Of Peeps and Beaches

Beachwalking has its rewards. The broad, white stretches of sand in southwestern Nova Scotia seem to go on forever -- and the beach is a living thing, constantly changing its configuration. In winter, the sand moves offshore exposing fields of rounded rocks sculpted by scouring sand and seawater. In summer it drifts back in again to create smooth expanses where once the rocks showed through. Shells, bits of seaweed, the occasional lobster trap or float -- even a fish-splitting table -- might appear one day only to be gone the next. In spring, summer, and late into fall, though, there's another attraction: the peeps. Sanderlings (Calidris alba) stop in on their spring and fall migrations. They're here briefly to feed before continuing on the long journey between their wintering grounds in South America and the Caribbean and their breeding grounds in the High Arctic. They can be seen chasing the receding waves then running away from them in what looks like a highly animated game of tag.
Dunlin (Calidris alpina) have long, drooping bills that make them easy to identify even in their dull non-breeding plumage. These medium-sized sandpipers probe the sand at the water's edge; they too are migrating, but their journey is a shorter one, between the eastern seaboard of the United States and the shores of Hudson Bay. They are sometimes seen in mixed flocks with sanderlings and semi-palmated plovers, performing an aerial ballet as they swoop low over the waves. The star of the show here on these Nova Scotia beaches, though is a sparrow-sized shorebird that nests near the edge of the dunes -- the piping plover (Charadrius melodus).
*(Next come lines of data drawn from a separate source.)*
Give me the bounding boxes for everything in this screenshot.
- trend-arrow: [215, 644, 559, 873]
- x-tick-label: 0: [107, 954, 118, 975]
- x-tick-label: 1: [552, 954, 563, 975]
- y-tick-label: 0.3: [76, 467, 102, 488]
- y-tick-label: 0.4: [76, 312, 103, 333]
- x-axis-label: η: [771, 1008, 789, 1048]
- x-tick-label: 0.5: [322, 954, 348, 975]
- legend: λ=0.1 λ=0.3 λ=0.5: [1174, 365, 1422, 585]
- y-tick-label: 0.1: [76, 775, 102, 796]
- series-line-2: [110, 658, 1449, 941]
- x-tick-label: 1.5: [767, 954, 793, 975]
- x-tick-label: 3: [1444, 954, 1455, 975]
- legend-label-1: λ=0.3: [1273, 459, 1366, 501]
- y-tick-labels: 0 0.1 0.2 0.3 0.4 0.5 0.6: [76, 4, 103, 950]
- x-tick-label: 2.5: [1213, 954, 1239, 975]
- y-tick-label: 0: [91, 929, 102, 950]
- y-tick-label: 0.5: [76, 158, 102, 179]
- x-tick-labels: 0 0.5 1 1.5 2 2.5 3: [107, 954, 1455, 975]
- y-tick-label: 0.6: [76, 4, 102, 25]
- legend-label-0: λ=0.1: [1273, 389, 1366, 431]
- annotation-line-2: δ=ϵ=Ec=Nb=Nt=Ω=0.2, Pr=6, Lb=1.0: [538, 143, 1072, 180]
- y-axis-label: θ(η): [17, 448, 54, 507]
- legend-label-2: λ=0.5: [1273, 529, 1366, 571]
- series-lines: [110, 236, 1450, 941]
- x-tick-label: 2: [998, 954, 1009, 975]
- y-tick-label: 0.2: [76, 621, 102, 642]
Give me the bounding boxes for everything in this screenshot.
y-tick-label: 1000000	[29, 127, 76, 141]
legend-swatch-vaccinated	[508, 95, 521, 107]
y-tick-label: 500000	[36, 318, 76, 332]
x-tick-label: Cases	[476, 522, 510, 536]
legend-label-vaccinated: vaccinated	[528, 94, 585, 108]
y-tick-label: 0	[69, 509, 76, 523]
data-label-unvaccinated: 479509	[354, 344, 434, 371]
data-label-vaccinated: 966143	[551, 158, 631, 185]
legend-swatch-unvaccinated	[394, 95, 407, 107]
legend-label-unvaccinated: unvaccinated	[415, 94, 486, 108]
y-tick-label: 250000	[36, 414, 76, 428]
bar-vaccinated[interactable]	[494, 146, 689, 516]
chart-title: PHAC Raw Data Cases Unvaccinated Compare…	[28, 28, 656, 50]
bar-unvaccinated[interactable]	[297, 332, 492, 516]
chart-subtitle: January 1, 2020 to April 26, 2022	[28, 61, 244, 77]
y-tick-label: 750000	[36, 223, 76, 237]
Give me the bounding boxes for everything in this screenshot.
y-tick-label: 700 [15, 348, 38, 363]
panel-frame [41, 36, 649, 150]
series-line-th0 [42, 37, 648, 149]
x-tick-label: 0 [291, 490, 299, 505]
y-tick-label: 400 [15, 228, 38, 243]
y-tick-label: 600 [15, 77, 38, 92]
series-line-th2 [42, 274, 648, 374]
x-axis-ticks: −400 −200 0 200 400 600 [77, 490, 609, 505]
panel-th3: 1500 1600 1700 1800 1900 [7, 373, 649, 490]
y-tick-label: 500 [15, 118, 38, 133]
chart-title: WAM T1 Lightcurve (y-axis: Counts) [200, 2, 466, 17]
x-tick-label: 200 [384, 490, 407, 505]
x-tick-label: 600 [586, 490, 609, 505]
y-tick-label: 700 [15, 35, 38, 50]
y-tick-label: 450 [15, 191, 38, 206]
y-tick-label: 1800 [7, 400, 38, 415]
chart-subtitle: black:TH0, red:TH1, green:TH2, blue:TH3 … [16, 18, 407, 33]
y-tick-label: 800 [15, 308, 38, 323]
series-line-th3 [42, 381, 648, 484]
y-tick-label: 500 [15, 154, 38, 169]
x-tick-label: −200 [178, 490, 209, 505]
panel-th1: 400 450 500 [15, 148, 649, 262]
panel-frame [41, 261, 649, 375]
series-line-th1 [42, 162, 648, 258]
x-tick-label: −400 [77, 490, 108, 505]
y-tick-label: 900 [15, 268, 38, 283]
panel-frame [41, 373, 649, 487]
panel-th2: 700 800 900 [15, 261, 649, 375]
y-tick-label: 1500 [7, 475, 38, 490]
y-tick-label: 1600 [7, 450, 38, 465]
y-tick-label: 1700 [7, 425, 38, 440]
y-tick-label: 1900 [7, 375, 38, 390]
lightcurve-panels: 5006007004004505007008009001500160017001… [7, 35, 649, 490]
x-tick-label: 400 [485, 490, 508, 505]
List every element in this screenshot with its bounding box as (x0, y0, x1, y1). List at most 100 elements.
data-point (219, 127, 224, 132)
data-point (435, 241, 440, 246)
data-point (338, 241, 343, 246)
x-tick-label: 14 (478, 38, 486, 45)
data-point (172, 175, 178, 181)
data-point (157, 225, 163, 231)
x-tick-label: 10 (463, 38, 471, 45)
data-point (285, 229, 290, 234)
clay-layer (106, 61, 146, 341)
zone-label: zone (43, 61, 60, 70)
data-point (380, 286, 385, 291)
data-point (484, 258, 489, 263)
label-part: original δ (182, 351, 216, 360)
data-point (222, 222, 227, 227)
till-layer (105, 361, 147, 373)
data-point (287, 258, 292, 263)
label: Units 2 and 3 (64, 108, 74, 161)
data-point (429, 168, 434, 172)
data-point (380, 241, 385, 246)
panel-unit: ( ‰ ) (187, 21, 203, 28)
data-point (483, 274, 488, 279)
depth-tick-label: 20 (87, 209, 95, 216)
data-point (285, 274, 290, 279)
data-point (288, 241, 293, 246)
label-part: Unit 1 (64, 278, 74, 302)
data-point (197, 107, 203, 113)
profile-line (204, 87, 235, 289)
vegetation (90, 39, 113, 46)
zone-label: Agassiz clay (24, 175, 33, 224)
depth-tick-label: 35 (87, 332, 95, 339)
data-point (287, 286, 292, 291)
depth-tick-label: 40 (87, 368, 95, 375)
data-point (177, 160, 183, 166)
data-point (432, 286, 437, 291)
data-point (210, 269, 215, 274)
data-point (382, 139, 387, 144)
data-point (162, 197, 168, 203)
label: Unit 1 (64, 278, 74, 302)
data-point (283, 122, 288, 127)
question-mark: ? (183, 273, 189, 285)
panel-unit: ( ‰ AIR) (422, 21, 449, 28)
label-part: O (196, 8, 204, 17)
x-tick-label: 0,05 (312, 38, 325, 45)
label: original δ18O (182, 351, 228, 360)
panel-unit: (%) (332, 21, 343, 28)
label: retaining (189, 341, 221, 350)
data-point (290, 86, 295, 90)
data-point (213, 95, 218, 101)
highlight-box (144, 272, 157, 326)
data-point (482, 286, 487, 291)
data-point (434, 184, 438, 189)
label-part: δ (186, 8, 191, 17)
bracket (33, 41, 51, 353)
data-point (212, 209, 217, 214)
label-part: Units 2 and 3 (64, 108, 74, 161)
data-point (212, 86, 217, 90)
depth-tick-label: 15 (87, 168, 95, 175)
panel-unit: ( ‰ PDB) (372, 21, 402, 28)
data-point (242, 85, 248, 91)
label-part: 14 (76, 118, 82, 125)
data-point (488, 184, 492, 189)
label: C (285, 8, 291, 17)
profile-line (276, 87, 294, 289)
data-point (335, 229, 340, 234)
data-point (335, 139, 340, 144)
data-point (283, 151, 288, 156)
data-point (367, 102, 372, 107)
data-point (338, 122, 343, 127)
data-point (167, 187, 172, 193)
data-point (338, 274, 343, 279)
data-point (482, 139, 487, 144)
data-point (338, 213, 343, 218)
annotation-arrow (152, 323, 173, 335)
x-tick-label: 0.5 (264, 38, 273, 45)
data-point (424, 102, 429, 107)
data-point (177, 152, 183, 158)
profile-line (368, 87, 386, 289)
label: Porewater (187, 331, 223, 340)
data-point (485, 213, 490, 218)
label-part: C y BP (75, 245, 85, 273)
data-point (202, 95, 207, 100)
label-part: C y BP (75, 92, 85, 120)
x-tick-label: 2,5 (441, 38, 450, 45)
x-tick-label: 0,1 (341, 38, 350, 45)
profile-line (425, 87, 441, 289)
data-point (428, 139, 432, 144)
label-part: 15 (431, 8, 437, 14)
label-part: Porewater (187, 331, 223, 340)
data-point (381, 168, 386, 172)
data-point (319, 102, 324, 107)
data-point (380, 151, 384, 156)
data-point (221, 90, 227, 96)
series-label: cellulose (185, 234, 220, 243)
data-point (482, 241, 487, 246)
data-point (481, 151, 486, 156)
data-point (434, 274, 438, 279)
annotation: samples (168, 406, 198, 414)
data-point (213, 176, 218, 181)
These little birds forage on the beach, running along then stopping suddenly to feed in an abrupt stop-and-go pattern. They must be treated with respect and care since they're endangered here in Canada, due to destruction of habitat, changes in water levels, and harassment -- often unintentional -- by people, vehicles and dogs. To protect their fragile nesting sites, it's best to beachwalk away from the dunes, to keep dogs on a leash and keep them out of the dry sand at the upper reaches of the beach, and to confine any use of recreational vehicles to the wet, compact sand avoiding known nesting areas. Efforts to protect the piping plover in Southwestern Nova Scotia have been more successful than those in the rest of Atlantic Canada; the photos that accompany this post were taken at a respectful distance with a long lens, then cropped for detail. Being on the beach in the company of shorebirds is a delightful experience, but by showing them some consideration it's a treat that can be shared with future generations, both of people and of birds.